一切の手抜きせず鍛えてくださいねと、俺はハシム殿に向かってにっこりと笑った。

「間違いなくデミル公爵は責任を取らないでしょう。下手をしたら、息子は王都を守ろうとしたのだ! と本気で言うかもしれません」と、リーマス王子は鼻で笑う。

 そして国王は、今回の関係者を処罰できるとは思えないと、辛口の批判を付け加えた。
 俺の執務室に居たメンバー全員が、微妙な顔をして頷く。

「これからドラゴンとの本格的な戦いが始まるでしょうから、総力戦で討伐することを念頭に置き、各地区、各ブロックに戦力が投入できるよう訓練が必要です。

 今回は人間を食べたことのないドラゴンが飛来したに過ぎません。
 秋になったら【覇王軍】は王都を中心に活動し、地方は【覇王軍第二部隊】に任せます」

 人を襲わず通り過ぎてくれる幸運なんて、今後はないだろうと自分にも言い聞かせるように付け加えて、皆の気を引き締める。

 この場に居る者は、誰も楽観的な考え方をしたりしていないが、王宮はそうじゃない。
 だからこそ、領主には積極的に自領に戻ってもらい、そろそろ救済活動も自領で全て行うように告げる頃合いだ。

 ……よし、久し振りに王宮に乗り込もう!


◇ ◇ ◇ ◇ ◇

「城の塔が二つ無いだけで、雰囲気が違って見えるなあ」
「そうですねボンテンク先輩、どうやら修復は数年しないようです」
「それじゃぁ、このままなのかラリエス?」
「そうみたいだよエイト」

 王宮に到着した俺たちは、崩落している塔を見上げて、この国の象徴である城のバランスが崩れてしまったのを残念に思いながら歩く。

「まあ確かに、また直ぐドラゴンに襲撃される可能性が高いんだから、修復するお金と時間が無駄になるよな」と、エイトも納得したのか一人で頷いている。

 正面に見えてきたのは、うちの商会母さんが任されて手入れをしている花壇だ。
 大きな噴水を囲むように円形に植えられている花は、外側を白い花、次に水色の花、一番内側に濃い青の花という順に植えてあり、色のグラデーションが美しい。

 ……さすが母さん、暑い夏を少しでも涼しくする工夫がしてある。 

 この春から俺の経営する【薬種 命の輝き】は、王宮内の温室の管理も始めた。
 高学院の温室だけでは薬草が全く足らず、殆ど放置してあった2箇所の温室に、トーブル先輩とリーマス王子が目を付けたのだ。

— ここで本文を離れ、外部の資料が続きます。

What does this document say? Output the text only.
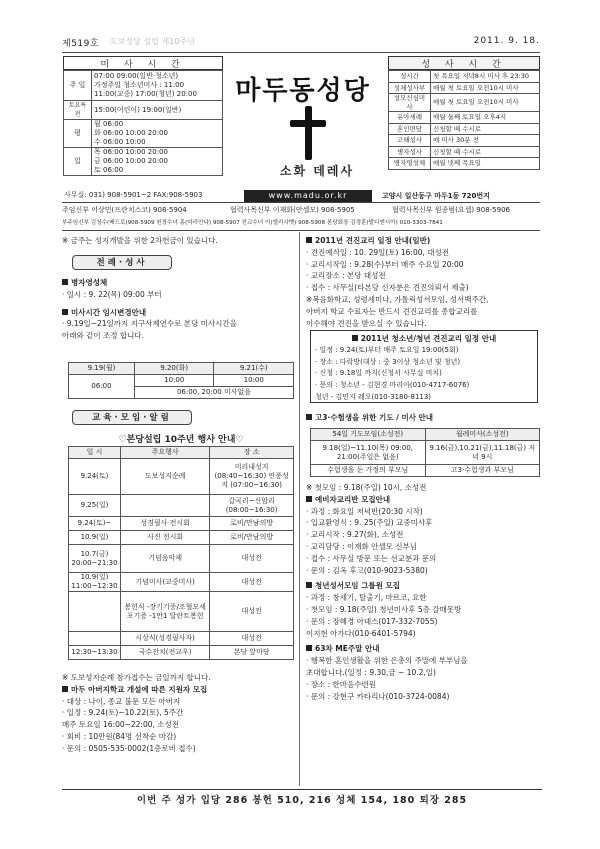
제519호 도보성당 설립 제10주년	2011. 9. 18.
미 사 시 간
주 일	07:00 09:00(일반·청소년)
가정주일 청소년미사 : 11:00
11:00(교중) 17:00(청년) 20:00

토요특전	15:00(어린이) 19:00(일반)
평	월 06:00
화 06:00 10:00 20:00
수 06:00 10:00

일	목 06:00 10:00 20:00
금 06:00 10:00 20:00
토 06:00
마두동성당
소화 데레사
www.madu.or.kr
성 사 시 간
성시간	첫 목요일 저녁8시 미사 후 23:30
성체성사부	매월 첫 토요일 오전10시 미사
성모신심미사	매월 첫 토요일 오전10시 미사
유아세례	매월 둘째 토요일 오후4시
혼인면담	신청할 때 수시로
고해성사	매 미사 30분 전
병자성사	신청할 때 수시로
병자영성체	매월 넷째 목요일
사무실: 031) 908-5901~2 FAX:908-5903	고양시 일산동구 마두1동 720번지
주임신부 이상민(프란치스코) 908-5904	협력사목신부 이재화(안셀모) 908-5905	협력사목신부 원종범(요셉) 908-5906
부주임신부 김청수(베드로)908-5909 원장수녀 홍(마리안나) 908-5907 전교수녀 이(엘리사벳) 908-5908 본당회장 김정훈(발디엔시아) 010-3303-7841
※ 금주는 성지개발을 위한 2차헌금이 있습니다.
전례·성사
병자영성체
· 일시 : 9. 22(목) 09:00 부터
미사시간 임시변경안내
· 9.19일~21일까지 지구사제연수로 본당 미사시간을
아래와 같이 조정 합니다.
9.19(월)	9.20(화)	9.21(수)
06:00	10:00	10:00
	06:00, 20:00 미사없음	
교육·모임·알림
♡본당설립 10주년 행사 안내♡
일 시	주요행사	장 소
9.24(토)	도보성지순례	미리내성지 (08:40~16:30) 연풍성지 (07:00~16:30)
9.25(일)		갈곡리~신암리 (08:00~16:30)
9.24(토)~	성경필사 전시회	로비/만남의방
10.9(일)	사진 전시회	로비/만남의방
10.7(금) 20:00~21:30	기념음악제	대성전
10.9(일) 11:00~12:30	기념미사(교중미사)	대성전
	봉헌식 -장기기증/조혈모세포기증 -1만1 달란트봉헌	대성전
	시상식(성경필사자)	대성전
12:30~13:30	국수잔치(전교우)	본당 앞마당
※ 도보성지순례 참가접수는 금일까지 합니다.
마두 아버지학교 개설에 따른 지원자 모집
· 대상 : 나이, 종교 불문 모든 아버지
· 일정 : 9.24(토)~10.22(토), 5주간
매주 토요일 16:00~22:00, 소성전
· 회비 : 10만원(84명 선착순 마감)
· 문의 : 0505-535-0002(1층로비 접수)
2011년 견진교리 일정 안내(일반)
· 견진예식일 : 10. 29일(토) 16:00, 대성전
· 교리시작일 : 9.28(수)부터 매주 수요일 20:00
· 교리장소 : 본당 대성전
· 접수 : 사무실(타본당 신자분은 견진의뢰서 제출)
※복음화학교, 성령세미나, 가톨릭성서모임, 성서백주간,
아버지 학교 수료자는 반드시 견진교리를 종합교리를
이수해야 견진을 받으실 수 있습니다.
2011년 청소년/청년 견진교리 일정 안내
· 일정 : 9.24(토)부터 매주 토요일 19:00(5회)
· 장소 : 다락방(대상 : 중 3이상 청소년 및 청년)
· 신청 : 9.18일 까지(신청서 사무실 비치)
· 문의 : 청소년 - 김현경 마리아(010-4717-6076)
청년 - 김민지 레오(010-3180-8113)
고3·수험생을 위한 기도 / 미사 안내
54일 기도모임(소성전)	월례미사(소성전)
9.18(일)~11.10(목) 09:00, 21:00(주일은 없음)	9.16(금),10.21(금),11.18(금) 저녁 9시
수험생을 둔 가정의 부모님	고3·수험생과 부모님
※ 첫모임 : 9.18(주일) 10시, 소성전
예비자교리반 모집안내
· 과정 : 화요일 저녁반(20:30 시작)
· 입교환영식 : 9. 25(주일) 교중미사후
· 교리시작 : 9.27(화), 소성전
· 교리담당 : 이재화 안셀모 신부님
· 접수 : 사무실 방문 또는 선교분과 문의
· 문의 : 김옥 후고(010-9023-5380)
청년성서모임 그룹원 모집
· 과정 : 창세기, 탈출기, 마르코, 요한
· 첫모임 : 9.18(주일) 청년미사후 5층 갈매못방
· 문의 : 장혜경 아녜스(017-332-7055)
이지현 아가다(010-6401-5794)
63차 ME주말 안내
· 행복한 혼인생활을 위한 은총의 주말에 부부님을
초대합니다.(일정 : 9.30,금 ~ 10.2,일)
· 장소 : 한마음수련원
· 문의 : 강현구 카타리나(010-3724-0084)
이번 주 성가 입당 286 봉헌 510, 216 성체 154, 180 퇴장 285
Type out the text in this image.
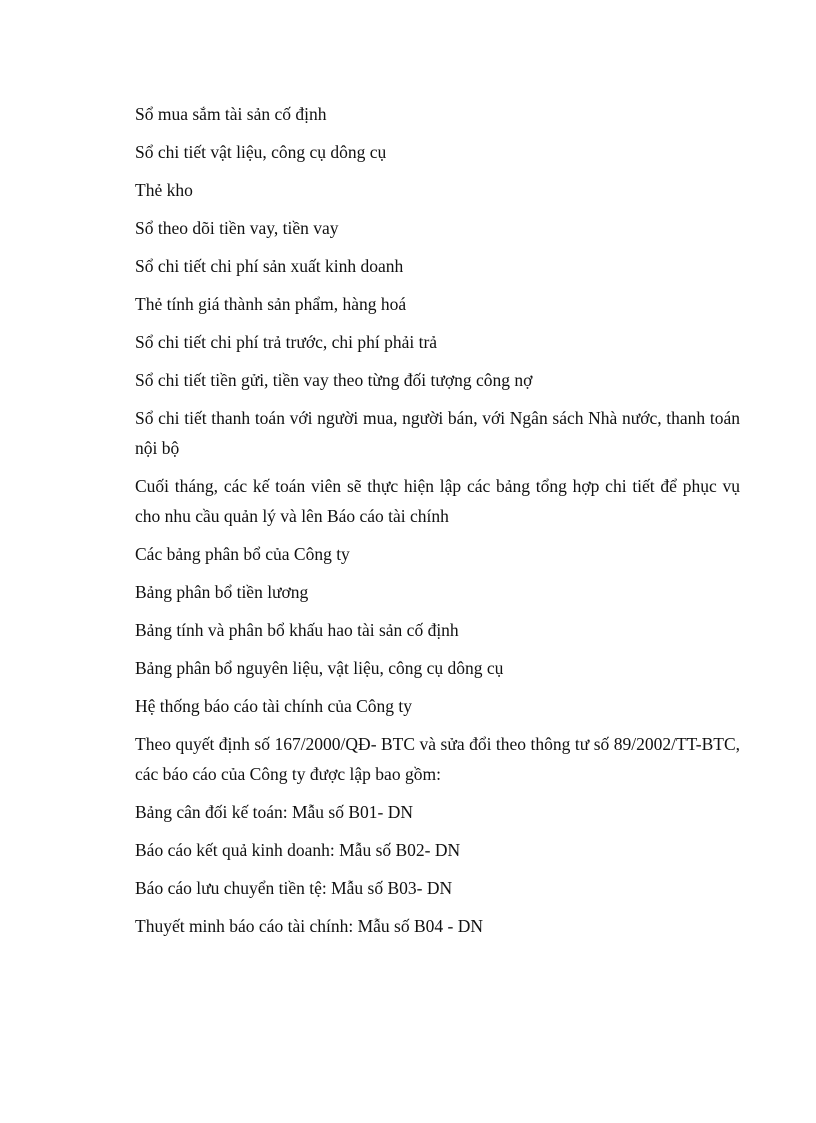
Sổ mua sắm tài sản cố định

Sổ chi tiết vật liệu, công cụ dông cụ

Thẻ kho

Sổ theo dõi tiền vay, tiền vay

Sổ chi tiết chi phí sản xuất kinh doanh

Thẻ tính giá thành sản phẩm, hàng hoá

Sổ chi tiết chi phí trả trước, chi phí phải trả

Sổ chi tiết tiền gửi, tiền vay theo từng đối tượng công nợ

Sổ chi tiết thanh toán với người mua, người bán, với Ngân sách Nhà nước, thanh toán nội bộ

Cuối tháng, các kế toán viên sẽ thực hiện lập các bảng tổng hợp chi tiết để phục vụ cho nhu cầu quản lý và lên Báo cáo tài chính

Các bảng phân bổ của Công ty

Bảng phân bổ tiền lương

Bảng tính và phân bổ khấu hao tài sản cố định

Bảng phân bổ nguyên liệu, vật liệu, công cụ dông cụ

Hệ thống báo cáo tài chính của Công ty

Theo quyết định số 167/2000/QĐ- BTC và sửa đổi theo thông tư số 89/2002/TT-BTC, các báo cáo của Công ty được lập bao gồm:

Bảng cân đối kế toán: Mẫu số B01- DN

Báo cáo kết quả kinh doanh: Mẫu số B02- DN

Báo cáo lưu chuyển tiền tệ: Mẫu số B03- DN

Thuyết minh báo cáo tài chính: Mẫu số B04 - DN
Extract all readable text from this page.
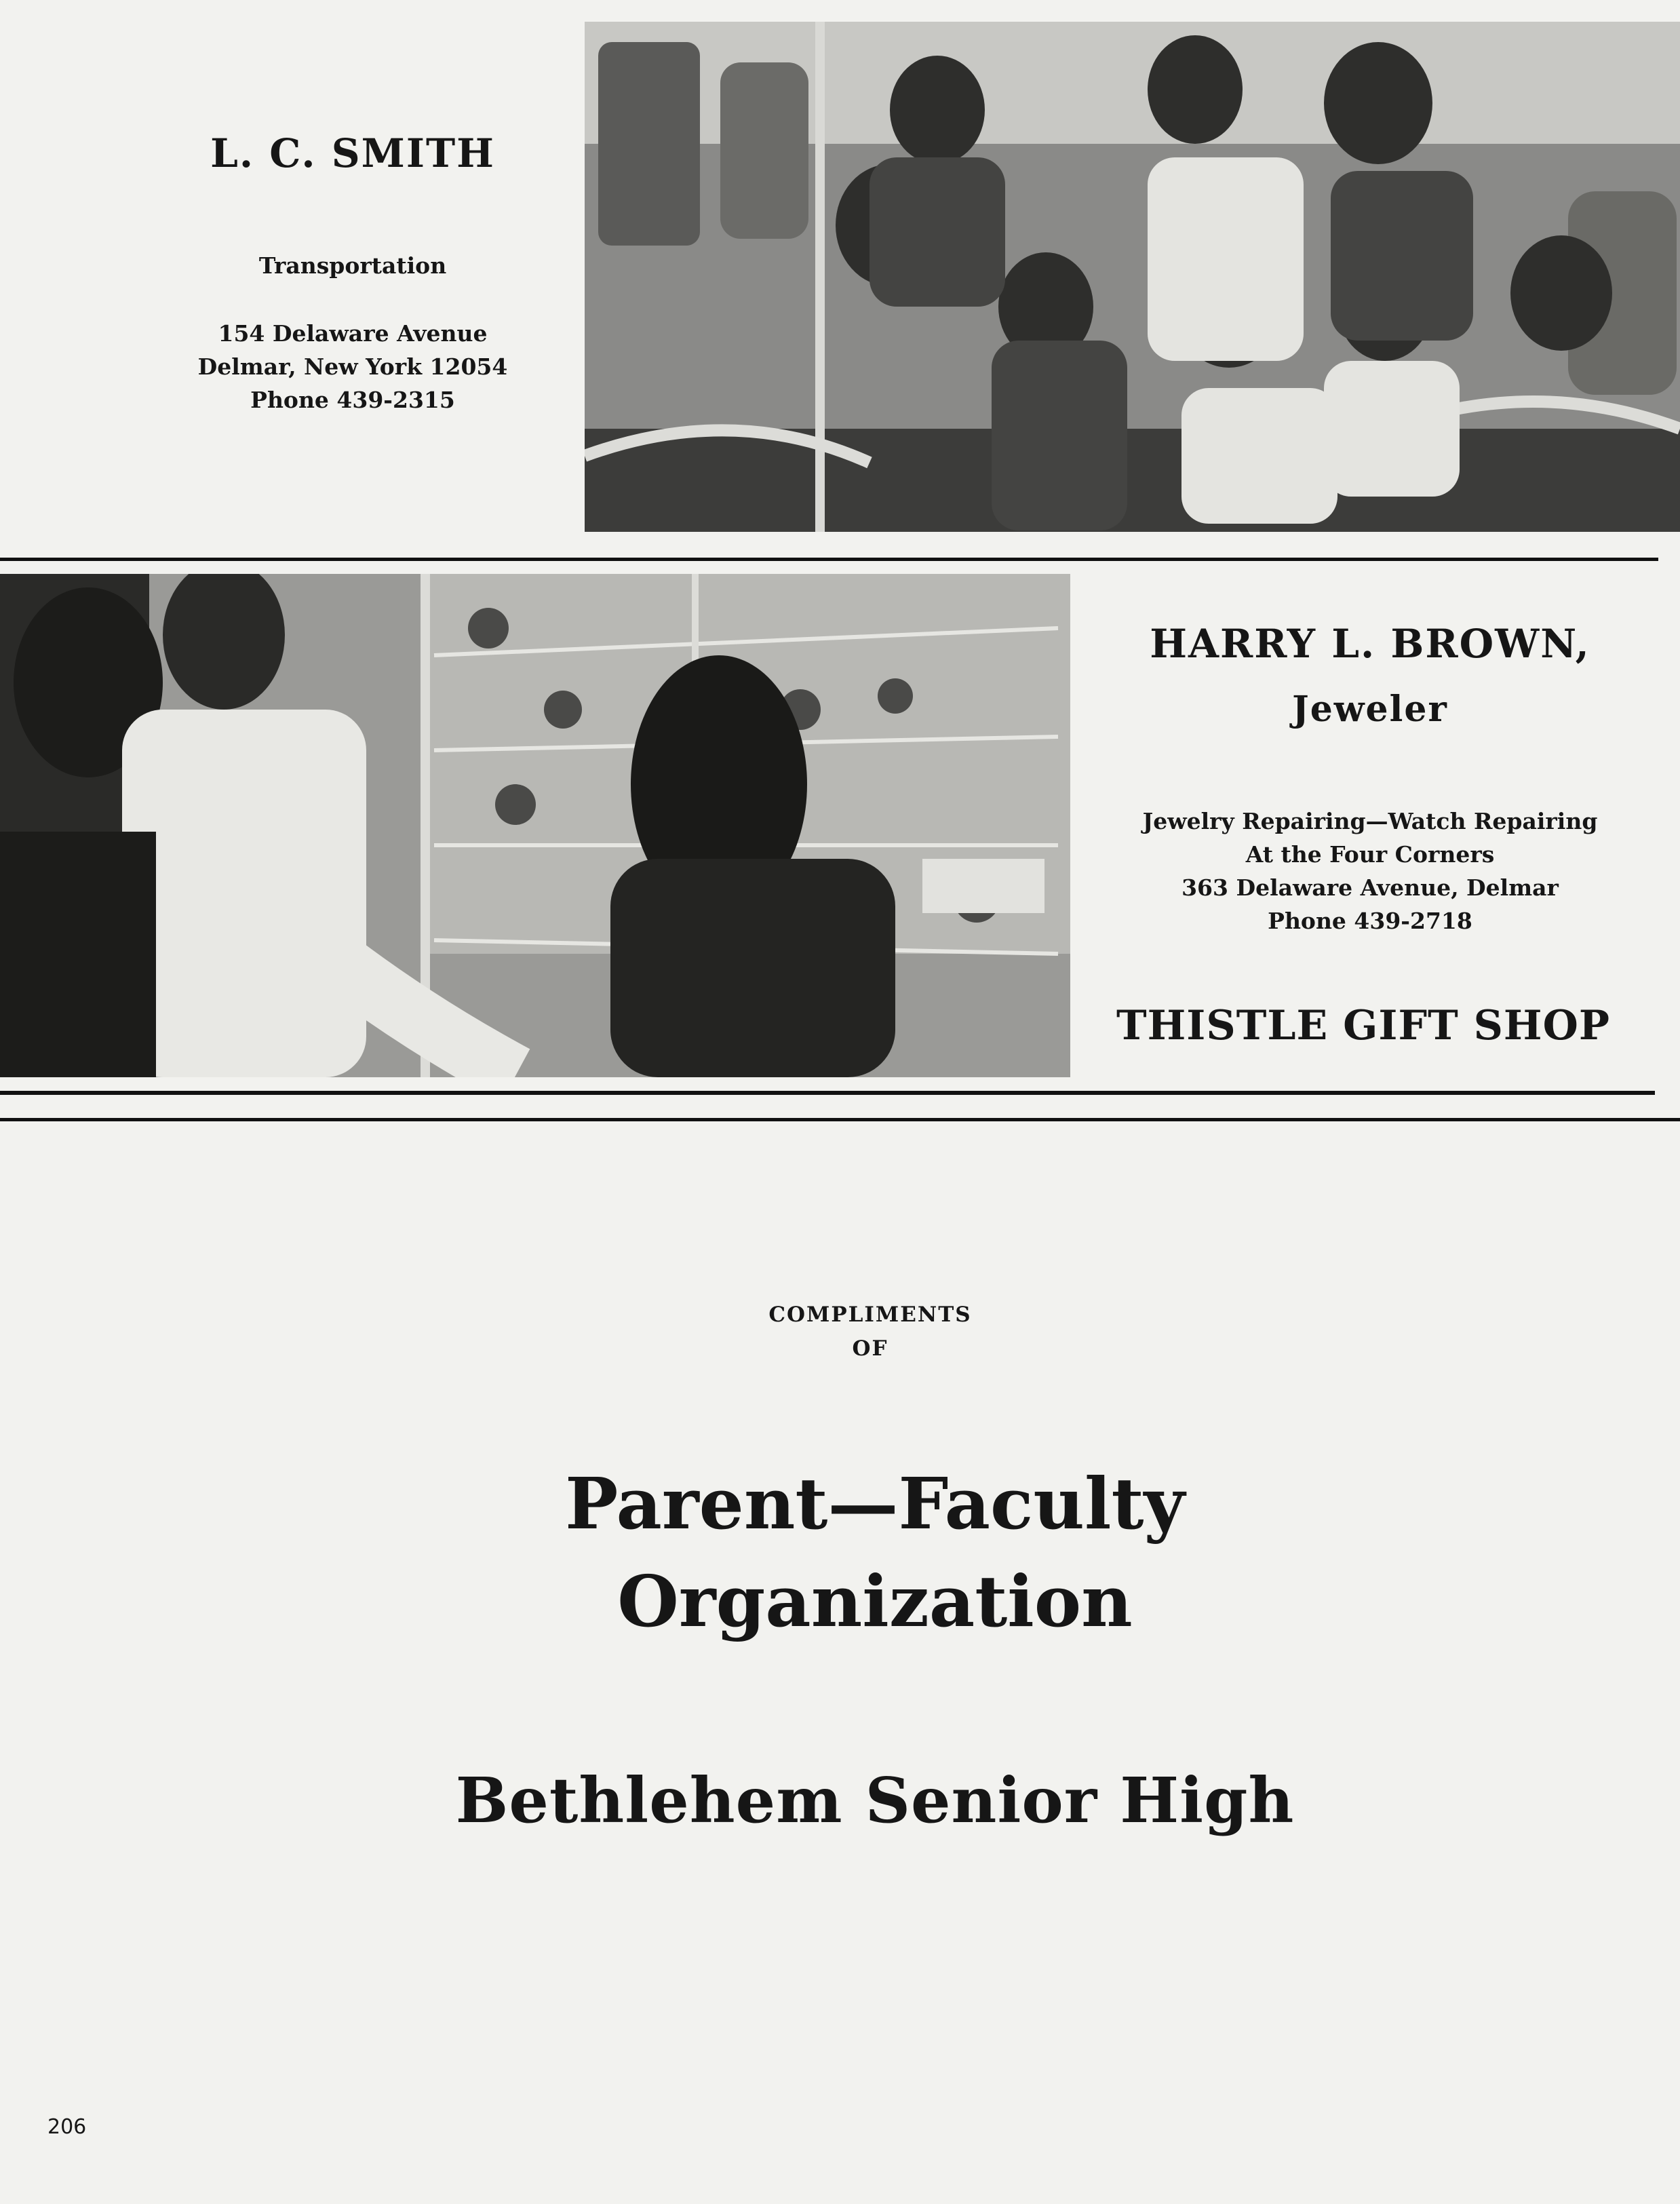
L. C. SMITH
Transportation
154 Delaware Avenue
Delmar, New York 12054
Phone 439-2315
HARRY L. BROWN,
Jeweler
Jewelry Repairing—Watch Repairing
At the Four Corners
363 Delaware Avenue, Delmar
Phone 439-2718
THISTLE GIFT SHOP
COMPLIMENTS
OF
Parent—Faculty
Organization
Bethlehem Senior High
206
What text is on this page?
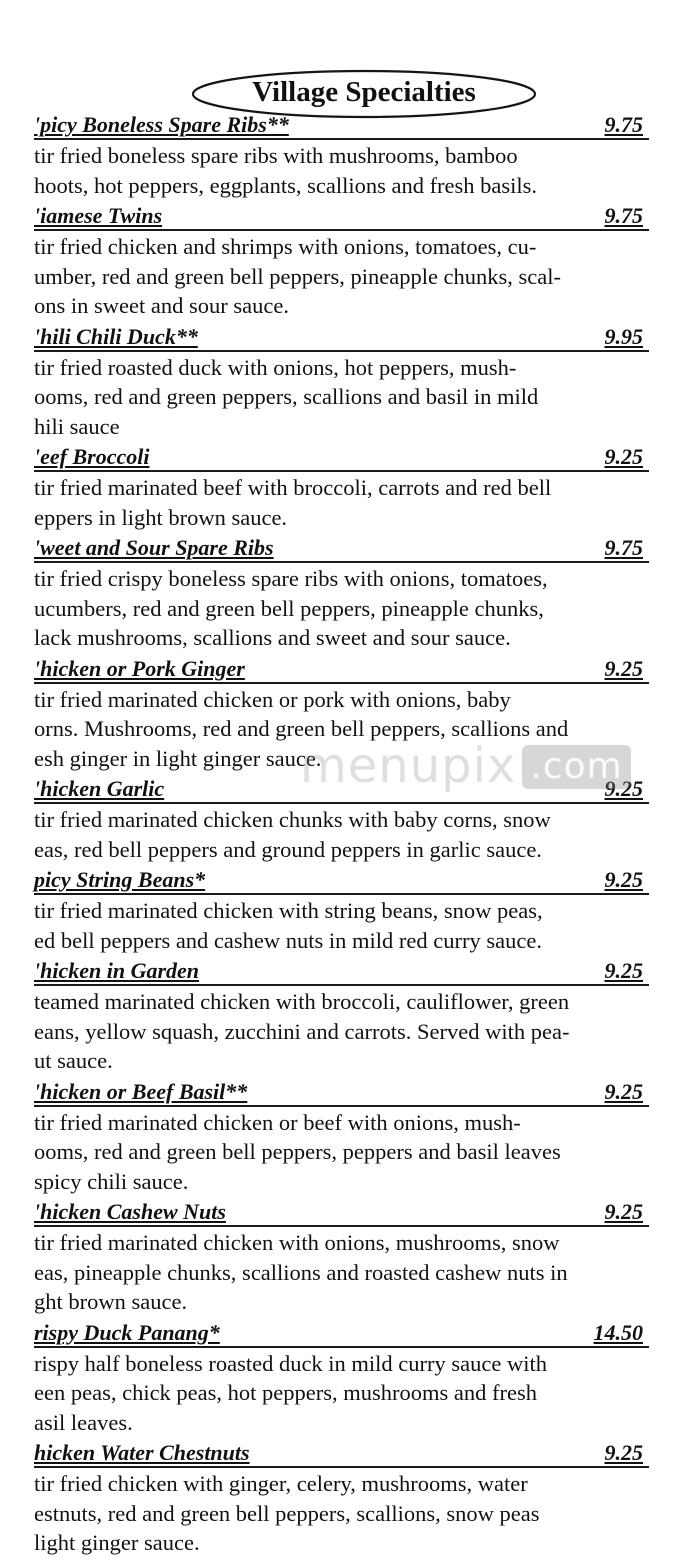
Village Specialties
'picy Boneless Spare Ribs**	9.75
tir fried boneless spare ribs with mushrooms, bamboo
hoots, hot peppers, eggplants, scallions and fresh basils.
'iamese Twins	9.75
tir fried chicken and shrimps with onions, tomatoes, cu-
umber, red and green bell peppers, pineapple chunks, scal-
ons in sweet and sour sauce.
'hili Chili Duck**	9.95
tir fried roasted duck with onions, hot peppers, mush-
ooms, red and green peppers, scallions and basil in mild
hili sauce
'eef Broccoli	9.25
tir fried marinated beef with broccoli, carrots and red bell
eppers in light brown sauce.
'weet and Sour Spare Ribs	9.75
tir fried crispy boneless spare ribs with onions, tomatoes,
ucumbers, red and green bell peppers, pineapple chunks,
lack mushrooms, scallions and sweet and sour sauce.
'hicken or Pork Ginger	9.25
tir fried marinated chicken or pork with onions, baby
orns. Mushrooms, red and green bell peppers, scallions and
esh ginger in light ginger sauce.
'hicken Garlic	9.25
tir fried marinated chicken chunks with baby corns, snow
eas, red bell peppers and ground peppers in garlic sauce.
picy String Beans*	9.25
tir fried marinated chicken with string beans, snow peas,
ed bell peppers and cashew nuts in mild red curry sauce.
'hicken in Garden	9.25
teamed marinated chicken with broccoli, cauliflower, green
eans, yellow squash, zucchini and carrots. Served with pea-
ut sauce.
'hicken or Beef Basil**	9.25
tir fried marinated chicken or beef with onions, mush-
ooms, red and green bell peppers, peppers and basil leaves
spicy chili sauce.
'hicken Cashew Nuts	9.25
tir fried marinated chicken with onions, mushrooms, snow
eas, pineapple chunks, scallions and roasted cashew nuts in
ght brown sauce.
rispy Duck Panang*	14.50
rispy half boneless roasted duck in mild curry sauce with
een peas, chick peas, hot peppers, mushrooms and fresh
asil leaves.
hicken Water Chestnuts	9.25
tir fried chicken with ginger, celery, mushrooms, water
estnuts, red and green bell peppers, scallions, snow peas
light ginger sauce.
menupix .com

 6月に妖精と契約した妹のメイリが、張り切って薬草の世話をしている。
 もちろん、新しい家族になったエデリアちゃんとミゲール君も、一緒に頑張ってくれている。

 母さんと一緒に王宮の花壇の手入れに来ていたメイリは、王宮の温室を守っていた女の子の妖精の姿を、時々目視できるようになっていた。
 俺から妖精の話を聞いていたので、弱って会話も出来ない妖精さんが元気になるようにと、たくさんの花の苗をプレゼントして植えたらしい。

 友達になった時には魔力量も減っていて、メイリが温室に花や薬草を増やしたことで、人間と話ができるまで魔力量が戻ったのだという。
 今では緑色の長い髪もツヤツヤと美しく、赤(火)・緑(命)・青(水)・黄(光)の4色の縦縞の服の色も鮮やかになっている。

 契約した時には魔力量も60くらいに戻っていて、メイリと一緒に温室の薬草の成長速度を2倍に上げている。
【ローゼリー】と名付けられた妖精は、エクレアに妹分認定され、ビシビシと鍛えられているという。

 エクレアとローゼリーが魔力を分け合ったことにより、メイリに危険が迫ったり問題が起こった時は、エクレアが緊急連絡を受け取り、俺に伝えることが可能になった。

 忙しくて王都を留守にしていることが多かった俺だけど、大好きなお兄ちゃんポジションは守り通している・・・たぶん。


「先に温室に寄って行く。薬草の採取をしてきて欲しいと、ラベンダー准教授に頼まれてるんだ。ついでにニルギリ公国で採取した薬草を植えておきたい」

俺はマジックバッグから薬草の苗を取り出し、側近と従者の二人に寄り道することを告げる。

 まさか寄り道した温室で、命を狙われるとは思ってもいなかった。